While it's well-known that an unofficial "administrative tolerance" is practiced by authorities in the Landes, courts in Dax and Mont-de-Marson have emphasized in recent years that the term "administrative tolerance" has no legal basis. The LPO, meanwhile, continues to fight and calls for dozens of actions against hunters with matoles. The presence of police officers at these kinds of operations results in sanctions—on December 1, 2016, eleven of these hunters were fined 1,000 euros and had their hunting license temporarily revoked.
"We estimate there are over 1,000 active poachers," adds the president of the LPO. "Between mid-August and mid-September 2016, nearly 30,000 ortolans were captured, fattened, and killed, in direct violation of French law and European directives. Some are even sold on the black market at 150 euros a piece."
Those fierce accusations are refuted by Jean-Jacques Lagüe, the president of the ADCTM, the Departmental Association of Traditional Hunting with Matoles. He accuses LPO activists of illegally trespassing on private property.
"The LPO obsesses over a bird that was once a fine dish and is nowhere to be found today,"Lagüe said. "And I mean nowhere—there is no more commercialization, despite what he claims. We have a gentleman's agreement with the state: a tolerance of 80 matoles for the finch and 30 matoles for the ortolan, during a specified hunting period. All it would take is one exemption to make it official. This only represents 30,000 ortolans, and that's why we are asking for the application of the European directive."
The 81,000 couples, most of whom come from Poland, diminish drastically every year by 20 or 30%.
The aforementioned directive authorizes the capture of ortolans so long as it represents less than 1 percent of natural mortality rates.

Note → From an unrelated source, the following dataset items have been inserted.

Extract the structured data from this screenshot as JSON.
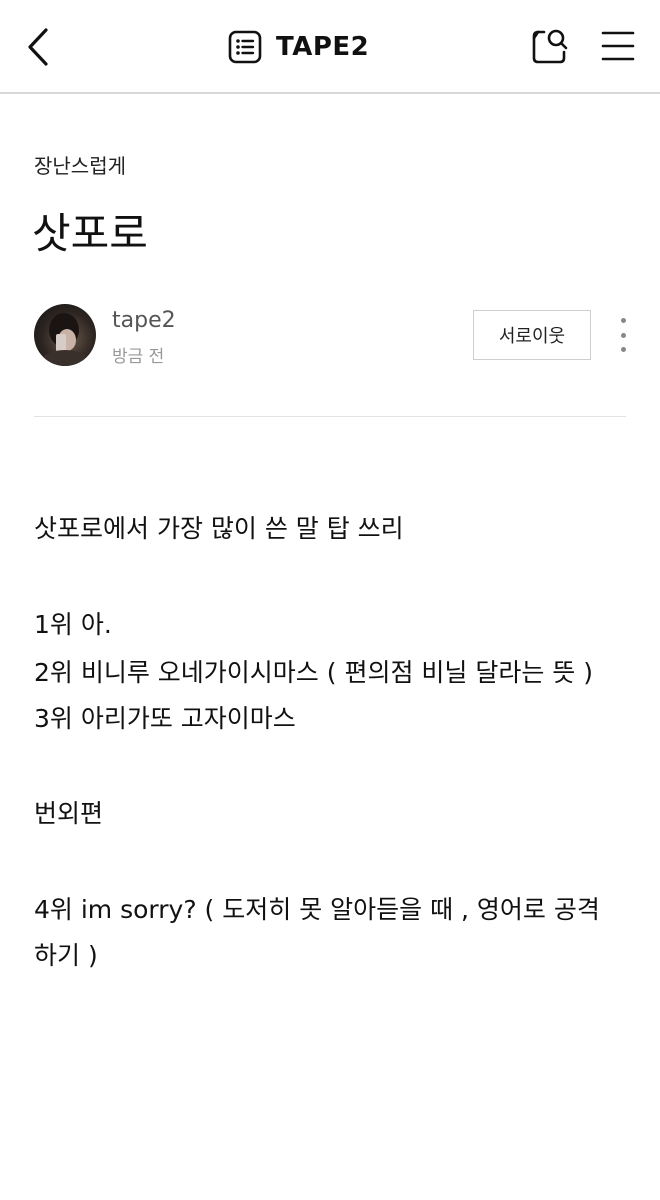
{
  "header": {
    "blog_title": "TAPE2",
    "icons": {
      "back": "chevron-left-icon",
      "list": "list-icon",
      "search": "search-icon",
      "menu": "hamburger-icon"
    }
  },
  "post": {
    "category": "장난스럽게",
    "title": "삿포로",
    "author": "tape2",
    "time": "방금 전",
    "neighbor_button": "서로이웃",
    "body": [
      "삿포로에서 가장 많이 쓴 말 탑 쓰리",
      "1위 아.",
      "2위 비니루 오네가이시마스 ( 편의점 비닐 달라는 뜻 )",
      "3위 아리가또 고자이마스",
      "번외편",
      "4위 im sorry? ( 도저히 못 알아듣을 때 , 영어로 공격",
      "하기 )"
    ]
  }
}
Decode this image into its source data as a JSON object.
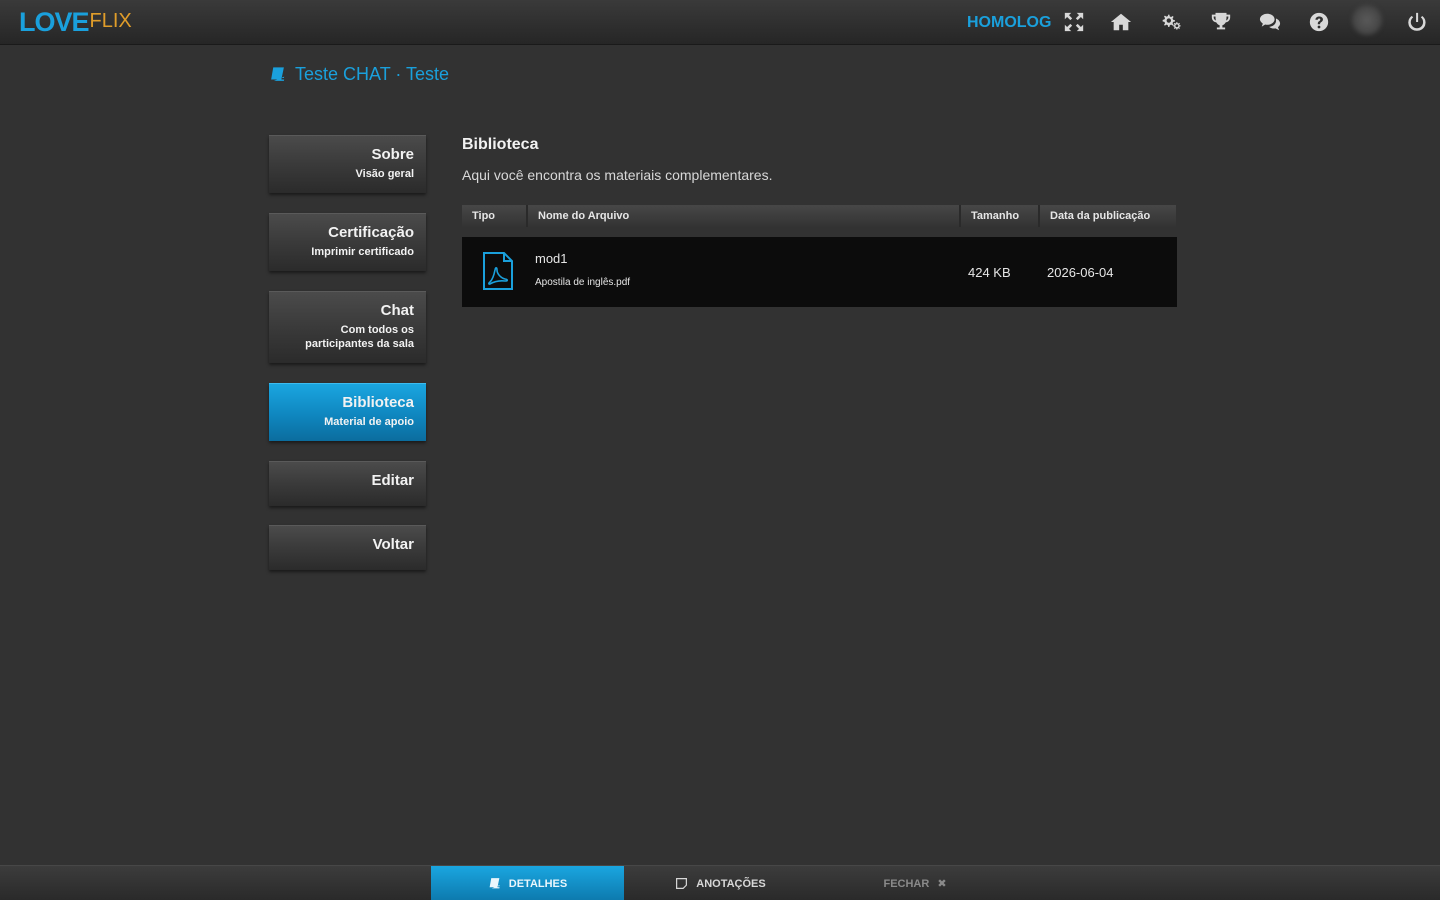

Out of the 5 million ortolans who fly above the region, it is estimated that illegal hunting is responsible for the capture of around 30,000 "specimens," or 0.17 percent. The number is a source of comfort to hunters, and corroborates scientific studies that point to a steady increase in ortolan populations.
"For the first time, local politicians of all stripes agree on the reinstatement of ortolan hunting," comments Jean-Jacque Lagüe, rejoicing. "You need only look at the numbers. There are more ortolans than common wood pigeons. Why is it a problem for one and not the other?"
On December 16, 2016, however, the Museum of Natural History delivered some bad news, and blew the final whistle. A detailed report on ortolans in France made it clear that the number of birds who migrate along the Atlantic coast (in other words, those flying over the Southwest of France) is very much in decline. The 81,000 couples, most of whom come from Poland, diminish drastically every year by 20 or 30 percent. "It is a decline, but in no way does it represent a real risk of extinction," notes the director of the study, Frédéric Jiguet.
While the LPO is happy with the results and is once again asking the government to adopt a zero-tolerance policy, the hunters, on their end, are not giving up, and are already thinking of new proposals to uphold traditions while preserving the species.
In any case, it seems we'll have to wait a while longer before this tiny, 25-gram delicacy legally lands back on a plate.